Page:Pérochon - Les Gardiennes (1924).djvu/53

Le texte de cette page a été corrigé et est conforme au fac-similé.
41
LES GARDIENNES

Il faut l’avouer : à ce moment-là certaines volontés fléchirent. De pauvres femmes, qui avaient tenu jusqu’alors, lâchèrent tout à coup, brisées de corps et d’âme. Une fois la moisson terminée, elles vendirent ce qu’elles possédaient et abandonnèrent leur exploitation. De ce fait, il resta pendant quelque temps des terres en friche. À Sérigny et aux environs il y en eut fort peu, une quinzaine d’hectares peut-être que l’on fit pacager et qui, d’ailleurs, furent cultivés dès l’année suivante.
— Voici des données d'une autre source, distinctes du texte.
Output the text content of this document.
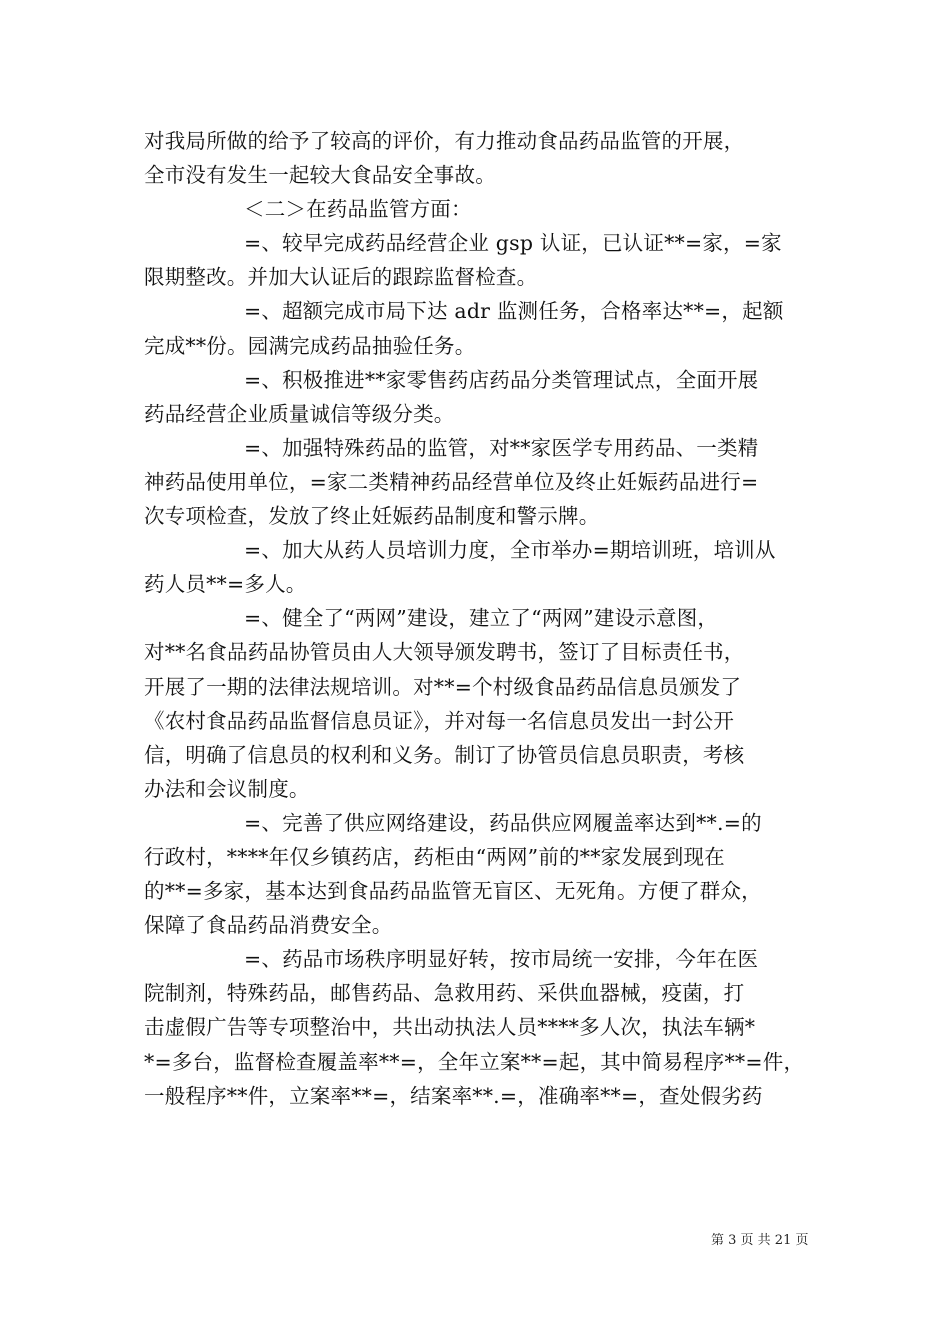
对我局所做的给予了较高的评价，有力推动食品药品监管的开展，
全市没有发生一起较大食品安全事故。
＜二＞在药品监管方面：
=、较早完成药品经营企业 gsp 认证，已认证**=家，=家
限期整改。并加大认证后的跟踪监督检查。
=、超额完成市局下达 adr 监测任务，合格率达**=，起额
完成**份。园满完成药品抽验任务。
=、积极推进**家零售药店药品分类管理试点，全面开展
药品经营企业质量诚信等级分类。
=、加强特殊药品的监管，对**家医学专用药品、一类精
神药品使用单位，=家二类精神药品经营单位及终止妊娠药品进行=
次专项检查，发放了终止妊娠药品制度和警示牌。
=、加大从药人员培训力度，全市举办=期培训班，培训从
药人员**=多人。
=、健全了“两网”建设，建立了“两网”建设示意图，
对**名食品药品协管员由人大领导颁发聘书，签订了目标责任书，
开展了一期的法律法规培训。对**=个村级食品药品信息员颁发了
《农村食品药品监督信息员证》，并对每一名信息员发出一封公开
信，明确了信息员的权利和义务。制订了协管员信息员职责，考核
办法和会议制度。
=、完善了供应网络建设，药品供应网履盖率达到**.=的
行政村，****年仅乡镇药店，药柜由“两网”前的**家发展到现在
的**=多家，基本达到食品药品监管无盲区、无死角。方便了群众，
保障了食品药品消费安全。
=、药品市场秩序明显好转，按市局统一安排，今年在医
院制剂，特殊药品，邮售药品、急救用药、采供血器械，疫菌，打
击虚假广告等专项整治中，共出动执法人员****多人次，执法车辆*
*=多台，监督检查履盖率**=，全年立案**=起，其中简易程序**=件，
一般程序**件，立案率**=，结案率**.=，准确率**=，查处假劣药
第 3 页 共 21 页
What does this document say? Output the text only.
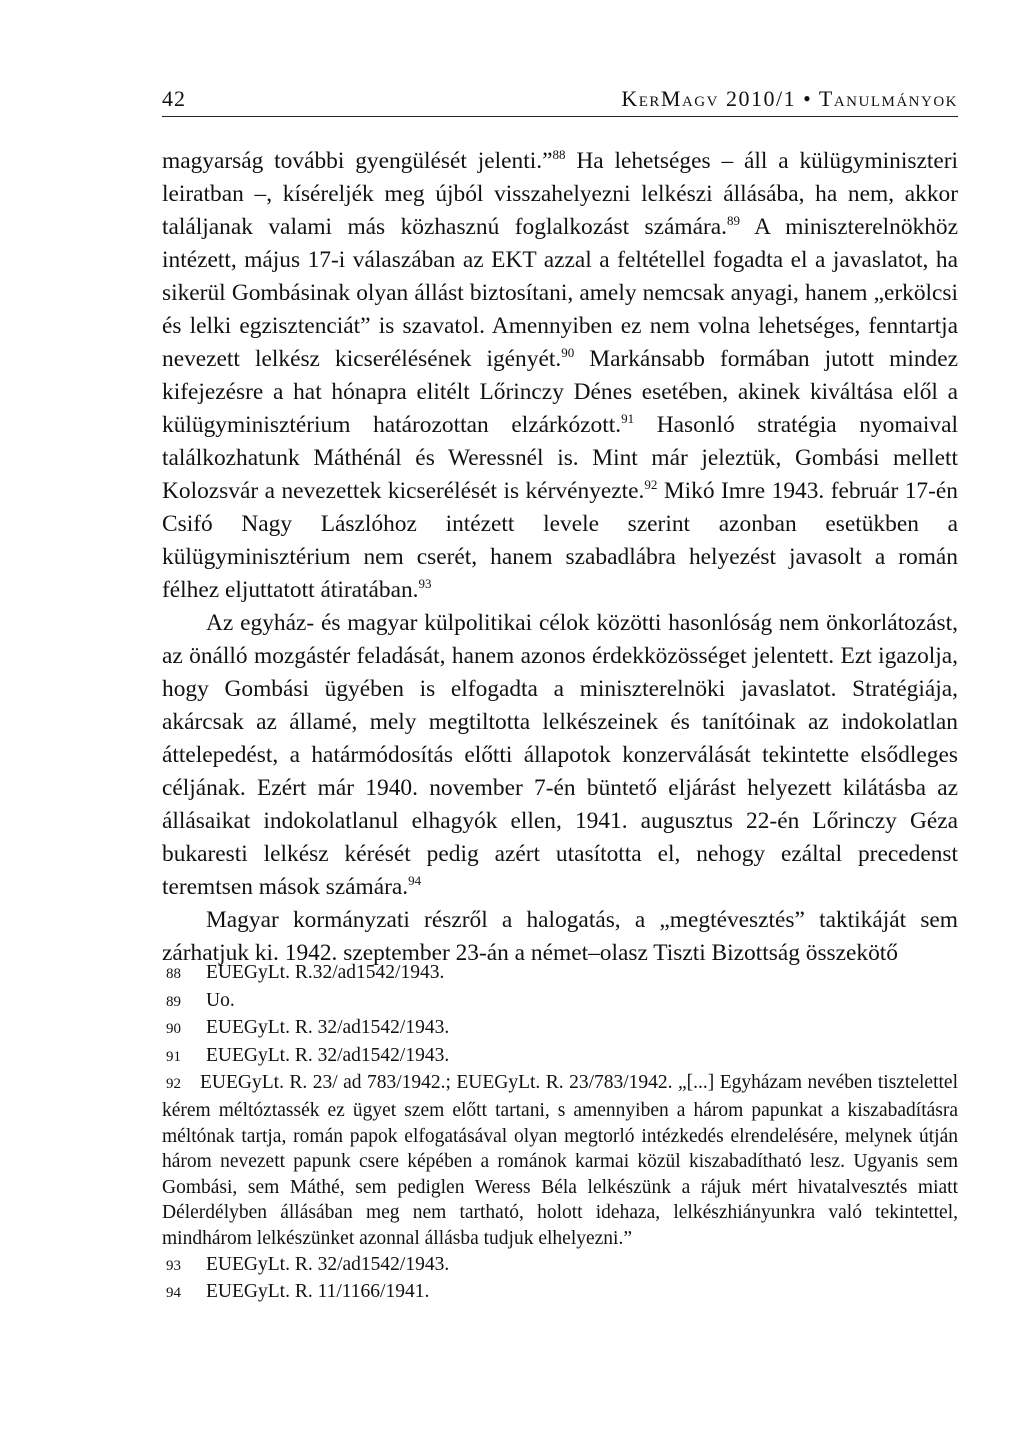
42	KerMagv 2010/1 • Tanulmányok

magyarság további gyengülését jelenti.”$^{88}$ Ha lehetséges – áll a külügyminiszteri leiratban –, kíséreljék meg újból visszahelyezni lelkészi állásába, ha nem, akkor találjanak valami más közhasznú foglalkozást számára.$^{89}$ A miniszterelnökhöz intézett, május 17-i válaszában az EKT azzal a feltétellel fogadta el a javaslatot, ha sikerül Gombásinak olyan állást biztosítani, amely nemcsak anyagi, hanem „erkölcsi és lelki egzisztenciát” is szavatol. Amennyiben ez nem volna lehetséges, fenntartja nevezett lelkész kicserélésének igényét.$^{90}$ Markánsabb formában jutott mindez kifejezésre a hat hónapra elitélt Lőrinczy Dénes esetében, akinek kiváltása elől a külügyminisztérium határozottan elzárkózott.$^{91}$ Hasonló stratégia nyomaival találkozhatunk Máthénál és Weressnél is. Mint már jeleztük, Gombási mellett Kolozsvár a nevezettek kicserélését is kérvényezte.$^{92}$ Mikó Imre 1943. február 17-én Csifó Nagy Lászlóhoz intézett levele szerint azonban esetükben a külügyminisztérium nem cserét, hanem szabadlábra helyezést javasolt a román félhez eljuttatott átiratában.$^{93}$

Az egyház- és magyar külpolitikai célok közötti hasonlóság nem önkorlátozást, az önálló mozgástér feladását, hanem azonos érdekközösséget jelentett. Ezt igazolja, hogy Gombási ügyében is elfogadta a miniszterelnöki javaslatot. Stratégiája, akárcsak az államé, mely megtiltotta lelkészeinek és tanítóinak az indokolatlan áttelepedést, a határmódosítás előtti állapotok konzerválását tekintette elsődleges céljának. Ezért már 1940. november 7-én büntető eljárást helyezett kilátásba az állásaikat indokolatlanul elhagyók ellen, 1941. augusztus 22-én Lőrinczy Géza bukaresti lelkész kérését pedig azért utasította el, nehogy ezáltal precedenst teremtsen mások számára.$^{94}$

Magyar kormányzati részről a halogatás, a „megtévesztés” taktikáját sem zárhatjuk ki. 1942. szeptember 23-án a német–olasz Tiszti Bizottság összekötő

88 EUEGyLt. R.32/ad1542/1943.

89 Uo.

90 EUEGyLt. R. 32/ad1542/1943.

91 EUEGyLt. R. 32/ad1542/1943.

92 EUEGyLt. R. 23/ ad 783/1942.; EUEGyLt. R. 23/783/1942. „[...] Egyházam nevében tisztelettel kérem méltóztassék ez ügyet szem előtt tartani, s amennyiben a három papunkat a kiszabadításra méltónak tartja, román papok elfogatásával olyan megtorló intézkedés elrendelésére, melynek útján három nevezett papunk csere képében a románok karmai közül kiszabadítható lesz. Ugyanis sem Gombási, sem Máthé, sem pediglen Weress Béla lelkészünk a rájuk mért hivatalvesztés miatt Délerdélyben állásában meg nem tartható, holott idehaza, lelkészhiányunkra való tekintettel, mindhárom lelkészünket azonnal állásba tudjuk elhelyezni.”

93 EUEGyLt. R. 32/ad1542/1943.

94 EUEGyLt. R. 11/1166/1941.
Par la volonté de la Misangère, la récolte, au Paridier, se fit recta. La première aux champs, elle tenait son monde en main et ne le laissait soufller qu’après besogne faite. Au moindre écart, elle secouait dur.

Le père Claude, assoupli depuis longtemps, subissait le joug avec résignation. Au contraire, Antoine le valet grognait en mauvais chien ; souvent, au lieu de se redresser franchement, il tentait une résistance oblique, feignait de ne pas comprendre les ordres, jouait au malade ou bien excitait Christophe, le jeune second. Ces finasseries ne lui réussissaient guère ; il fallait, bon gré, mal gré, pousser la besogne au bout.

La règle était, pour les valets, de travailler aux heures de jour et de se reposer le dimanche, après le pansage du matin. Au Paridier, cette année-là, il n’y eut guère que des semaines sans dimanche et les jours n’en finissaient point. Pour ce labeur extraordinaire et contraire aux usages, les valets furent d’ailleurs payés largement.